On another good note, I have found a wonderful local yarn store that I call my own: Yarn Garden! Yes, this is a shameless plug, but I adore this place! I have also joined the Thursday morning Knit Chat group that meets there. A truly wonderful group of ladies. Looking forward to the up-coming swap at the store.

Wednesday, January 7, 2009

Books I am reading...and other stuff.

I am currently sitting at the computer at Janine's house listening to the lovely noise of Aaron, Janine, and the electricians demoing her bathroom. Aaron was cutting up Janine's old fiberglass bathtub, and let's just say it was a colorful experience! Aaron was covered in fiberglass dust which made his hair and arms gray. He looked to have aged about thirty years!! LOL.

For the most part I have been spending my evening downstairs with Sue watching tv and reading. It is so good to have a mother-in-law who, much like my mother, loves to read and watch Jeopardy! Albeit some of what Sue reads I wouldn't touch with a ten foot pole (re: harlequin romance novels, or more affectionately known by Aaron as "bodice rippers"), she really does have gooc taste in books (re: mysteries and suspense). Currently, as I search for a job, I am reading three books: The Rules of "Normal" Eating, by Karen Koenig; Locker Room Diaries, by Leslie Goldberg; and Stone of Tears, by Terry Goodkind. One clinical book, one semi-clinical book, and one novel. Gotta have a mix or I feel unbalanced. I had been dying to read the first book ever since I heard about it, and finally recently broke down and allowed myself to spend the money on it. I do not regret it! The second book I think I have read about five times already! It is a fantastically fun written ethnography of a place I have never been but would someday like to dwell.
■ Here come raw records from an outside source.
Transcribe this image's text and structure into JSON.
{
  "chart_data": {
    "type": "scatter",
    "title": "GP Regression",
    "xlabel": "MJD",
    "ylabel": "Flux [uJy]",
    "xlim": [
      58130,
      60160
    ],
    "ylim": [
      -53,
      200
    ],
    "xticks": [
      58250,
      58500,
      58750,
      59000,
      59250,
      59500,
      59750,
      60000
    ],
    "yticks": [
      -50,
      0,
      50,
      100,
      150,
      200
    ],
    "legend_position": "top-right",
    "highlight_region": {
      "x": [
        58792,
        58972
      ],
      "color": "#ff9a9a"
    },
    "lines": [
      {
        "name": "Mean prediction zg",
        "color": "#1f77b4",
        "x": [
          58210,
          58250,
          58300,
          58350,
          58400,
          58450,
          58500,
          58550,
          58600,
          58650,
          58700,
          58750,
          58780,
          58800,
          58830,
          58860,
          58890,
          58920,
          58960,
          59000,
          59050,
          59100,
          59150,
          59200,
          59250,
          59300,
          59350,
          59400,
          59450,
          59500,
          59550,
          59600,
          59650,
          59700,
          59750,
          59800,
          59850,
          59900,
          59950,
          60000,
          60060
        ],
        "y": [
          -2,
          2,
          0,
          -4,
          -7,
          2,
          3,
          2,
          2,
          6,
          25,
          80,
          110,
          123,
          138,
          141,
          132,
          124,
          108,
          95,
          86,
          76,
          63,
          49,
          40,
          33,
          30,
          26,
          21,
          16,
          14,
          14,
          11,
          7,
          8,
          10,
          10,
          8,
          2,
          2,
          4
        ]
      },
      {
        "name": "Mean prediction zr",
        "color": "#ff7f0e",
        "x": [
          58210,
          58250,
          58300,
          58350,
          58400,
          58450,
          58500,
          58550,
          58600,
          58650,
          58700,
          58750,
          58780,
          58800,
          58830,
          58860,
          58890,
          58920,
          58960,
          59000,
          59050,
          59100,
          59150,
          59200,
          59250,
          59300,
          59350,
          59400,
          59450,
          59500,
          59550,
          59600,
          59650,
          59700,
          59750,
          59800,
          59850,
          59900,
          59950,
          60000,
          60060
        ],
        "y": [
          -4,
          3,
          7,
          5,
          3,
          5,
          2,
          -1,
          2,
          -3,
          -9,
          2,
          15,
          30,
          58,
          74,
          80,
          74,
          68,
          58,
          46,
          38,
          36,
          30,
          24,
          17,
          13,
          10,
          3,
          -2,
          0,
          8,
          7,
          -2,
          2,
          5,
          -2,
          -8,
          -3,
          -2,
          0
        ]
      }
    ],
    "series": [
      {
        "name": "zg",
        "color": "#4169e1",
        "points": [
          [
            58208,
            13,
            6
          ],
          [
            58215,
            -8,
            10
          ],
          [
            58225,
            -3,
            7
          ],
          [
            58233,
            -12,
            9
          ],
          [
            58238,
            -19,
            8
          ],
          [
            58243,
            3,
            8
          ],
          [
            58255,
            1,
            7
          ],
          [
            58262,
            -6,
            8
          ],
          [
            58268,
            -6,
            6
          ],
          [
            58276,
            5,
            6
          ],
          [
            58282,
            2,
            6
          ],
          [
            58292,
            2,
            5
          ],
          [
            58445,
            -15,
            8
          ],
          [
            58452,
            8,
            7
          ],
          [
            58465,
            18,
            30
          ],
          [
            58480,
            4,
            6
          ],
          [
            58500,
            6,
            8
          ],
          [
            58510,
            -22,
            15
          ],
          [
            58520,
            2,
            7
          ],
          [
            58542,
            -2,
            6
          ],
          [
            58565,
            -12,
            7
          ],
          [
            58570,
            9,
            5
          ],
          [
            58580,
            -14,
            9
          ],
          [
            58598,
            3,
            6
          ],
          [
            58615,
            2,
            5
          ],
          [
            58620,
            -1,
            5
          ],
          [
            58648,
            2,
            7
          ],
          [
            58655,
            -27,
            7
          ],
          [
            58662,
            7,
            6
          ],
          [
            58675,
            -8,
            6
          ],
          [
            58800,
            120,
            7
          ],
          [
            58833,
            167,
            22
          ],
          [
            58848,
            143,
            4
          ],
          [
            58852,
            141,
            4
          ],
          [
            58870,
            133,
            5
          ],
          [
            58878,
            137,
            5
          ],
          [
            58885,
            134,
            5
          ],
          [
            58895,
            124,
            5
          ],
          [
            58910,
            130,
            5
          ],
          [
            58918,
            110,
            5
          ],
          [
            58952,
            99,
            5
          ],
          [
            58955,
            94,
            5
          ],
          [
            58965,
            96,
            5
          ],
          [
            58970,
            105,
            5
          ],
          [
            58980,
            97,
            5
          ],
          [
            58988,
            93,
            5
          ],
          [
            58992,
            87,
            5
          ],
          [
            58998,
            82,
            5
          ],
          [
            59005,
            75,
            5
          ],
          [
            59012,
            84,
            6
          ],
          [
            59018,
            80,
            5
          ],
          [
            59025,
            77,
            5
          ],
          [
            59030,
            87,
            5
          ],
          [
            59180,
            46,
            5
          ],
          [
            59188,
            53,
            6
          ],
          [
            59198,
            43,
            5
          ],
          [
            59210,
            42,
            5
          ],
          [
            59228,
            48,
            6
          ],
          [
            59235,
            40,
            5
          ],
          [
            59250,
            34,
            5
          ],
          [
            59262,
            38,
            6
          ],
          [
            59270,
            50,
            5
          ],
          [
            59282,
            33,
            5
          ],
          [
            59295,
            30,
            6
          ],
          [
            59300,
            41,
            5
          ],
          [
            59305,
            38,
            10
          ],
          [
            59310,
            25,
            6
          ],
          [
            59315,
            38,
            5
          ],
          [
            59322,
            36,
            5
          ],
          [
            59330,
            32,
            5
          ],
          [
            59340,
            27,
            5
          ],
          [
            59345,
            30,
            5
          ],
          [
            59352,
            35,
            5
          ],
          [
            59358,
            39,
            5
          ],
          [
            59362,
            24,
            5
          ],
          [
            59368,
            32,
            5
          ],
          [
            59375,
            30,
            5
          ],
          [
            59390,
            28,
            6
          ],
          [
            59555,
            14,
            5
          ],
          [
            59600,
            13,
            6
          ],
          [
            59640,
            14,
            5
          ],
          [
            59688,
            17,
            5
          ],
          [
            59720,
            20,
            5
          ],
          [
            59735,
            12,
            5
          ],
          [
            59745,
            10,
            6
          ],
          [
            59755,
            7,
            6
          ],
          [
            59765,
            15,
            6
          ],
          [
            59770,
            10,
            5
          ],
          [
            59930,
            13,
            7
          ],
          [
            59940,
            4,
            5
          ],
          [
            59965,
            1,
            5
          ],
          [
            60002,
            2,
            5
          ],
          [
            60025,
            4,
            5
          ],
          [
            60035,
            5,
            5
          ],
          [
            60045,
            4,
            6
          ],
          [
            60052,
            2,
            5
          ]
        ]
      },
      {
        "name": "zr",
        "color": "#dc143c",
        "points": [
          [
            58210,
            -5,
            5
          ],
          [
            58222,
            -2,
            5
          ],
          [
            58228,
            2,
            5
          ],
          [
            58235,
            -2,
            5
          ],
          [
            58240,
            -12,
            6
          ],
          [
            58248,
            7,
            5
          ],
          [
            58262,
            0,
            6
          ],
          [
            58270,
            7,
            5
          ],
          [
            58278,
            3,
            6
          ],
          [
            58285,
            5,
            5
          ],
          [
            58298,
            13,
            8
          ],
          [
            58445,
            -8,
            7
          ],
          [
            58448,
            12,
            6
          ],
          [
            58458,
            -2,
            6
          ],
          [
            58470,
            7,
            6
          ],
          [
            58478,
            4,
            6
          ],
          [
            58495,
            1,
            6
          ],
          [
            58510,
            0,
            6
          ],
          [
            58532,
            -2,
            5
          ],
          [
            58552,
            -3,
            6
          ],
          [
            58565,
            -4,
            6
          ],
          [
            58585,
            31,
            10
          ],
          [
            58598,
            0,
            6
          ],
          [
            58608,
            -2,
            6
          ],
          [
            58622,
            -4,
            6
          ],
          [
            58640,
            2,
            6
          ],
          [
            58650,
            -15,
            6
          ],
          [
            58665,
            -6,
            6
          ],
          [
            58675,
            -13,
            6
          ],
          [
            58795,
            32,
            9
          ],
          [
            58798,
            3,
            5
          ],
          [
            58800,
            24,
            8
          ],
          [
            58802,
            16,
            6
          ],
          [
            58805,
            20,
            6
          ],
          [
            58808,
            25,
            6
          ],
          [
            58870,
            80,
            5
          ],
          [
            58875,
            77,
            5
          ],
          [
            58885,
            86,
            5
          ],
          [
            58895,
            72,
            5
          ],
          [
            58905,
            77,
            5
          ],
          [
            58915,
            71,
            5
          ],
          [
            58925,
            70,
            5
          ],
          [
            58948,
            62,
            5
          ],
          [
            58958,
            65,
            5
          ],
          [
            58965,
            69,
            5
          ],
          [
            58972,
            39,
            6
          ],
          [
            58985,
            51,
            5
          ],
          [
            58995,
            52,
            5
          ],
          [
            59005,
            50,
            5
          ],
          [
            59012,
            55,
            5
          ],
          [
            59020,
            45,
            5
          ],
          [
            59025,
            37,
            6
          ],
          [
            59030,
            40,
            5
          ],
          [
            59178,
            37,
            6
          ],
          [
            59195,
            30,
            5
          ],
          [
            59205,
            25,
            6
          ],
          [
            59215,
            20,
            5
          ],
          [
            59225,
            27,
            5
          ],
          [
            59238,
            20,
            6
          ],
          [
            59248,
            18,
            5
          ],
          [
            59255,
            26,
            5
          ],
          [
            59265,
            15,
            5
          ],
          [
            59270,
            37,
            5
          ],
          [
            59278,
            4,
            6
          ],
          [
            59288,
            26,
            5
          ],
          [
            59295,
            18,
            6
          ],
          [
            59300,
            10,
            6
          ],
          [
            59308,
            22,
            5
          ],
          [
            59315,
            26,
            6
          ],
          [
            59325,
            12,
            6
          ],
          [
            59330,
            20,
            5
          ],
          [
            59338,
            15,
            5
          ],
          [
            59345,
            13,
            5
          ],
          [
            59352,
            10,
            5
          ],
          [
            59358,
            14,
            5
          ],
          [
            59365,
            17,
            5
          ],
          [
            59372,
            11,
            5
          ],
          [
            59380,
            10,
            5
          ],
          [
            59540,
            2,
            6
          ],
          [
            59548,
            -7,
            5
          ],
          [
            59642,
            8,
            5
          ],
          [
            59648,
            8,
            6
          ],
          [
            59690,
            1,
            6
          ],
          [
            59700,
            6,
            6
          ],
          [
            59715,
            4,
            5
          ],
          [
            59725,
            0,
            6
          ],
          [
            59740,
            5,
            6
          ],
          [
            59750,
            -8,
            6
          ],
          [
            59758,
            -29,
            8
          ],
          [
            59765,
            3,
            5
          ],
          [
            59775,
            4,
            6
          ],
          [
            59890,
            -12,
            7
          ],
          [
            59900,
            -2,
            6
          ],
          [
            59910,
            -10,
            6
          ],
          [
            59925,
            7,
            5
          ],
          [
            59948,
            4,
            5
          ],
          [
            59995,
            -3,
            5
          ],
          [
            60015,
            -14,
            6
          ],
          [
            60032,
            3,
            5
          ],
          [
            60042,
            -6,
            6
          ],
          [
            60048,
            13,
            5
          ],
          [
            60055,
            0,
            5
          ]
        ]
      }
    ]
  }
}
The third book is the second in Mr. Goodkind's Sword of Truth series that Aaron so lovingly has drawn me into. Good stuff, but at times very intense.

It is getting very, very cold tonight! When I talked to my dad today he said that it was supposed to get really cold tonight and even colder next week. Let's hear it for space heaters and sleeping with a husband who is one in and of himself!

Thursday, January 1, 2009

Welcome 2009!

Here it is. Another new year! I rang it in in a great fashion with my family in Newnan: Harry and David chocolate truffles, Asti Spumonti champagne, and watching music videos on youtube! I think I have a new favorite song - New Age Girl by Deadeye Dick. I also learned that Weird Al Yancovich has been doing his thing since 1979!! Dude, that is longer than I have been alive! New favorite Weird Al song: White and Nerdy!

I made some "resolutions" for this year, but really they ar really more like goals. I will post them later as I am heading out to Wal-Mart with Jennifer!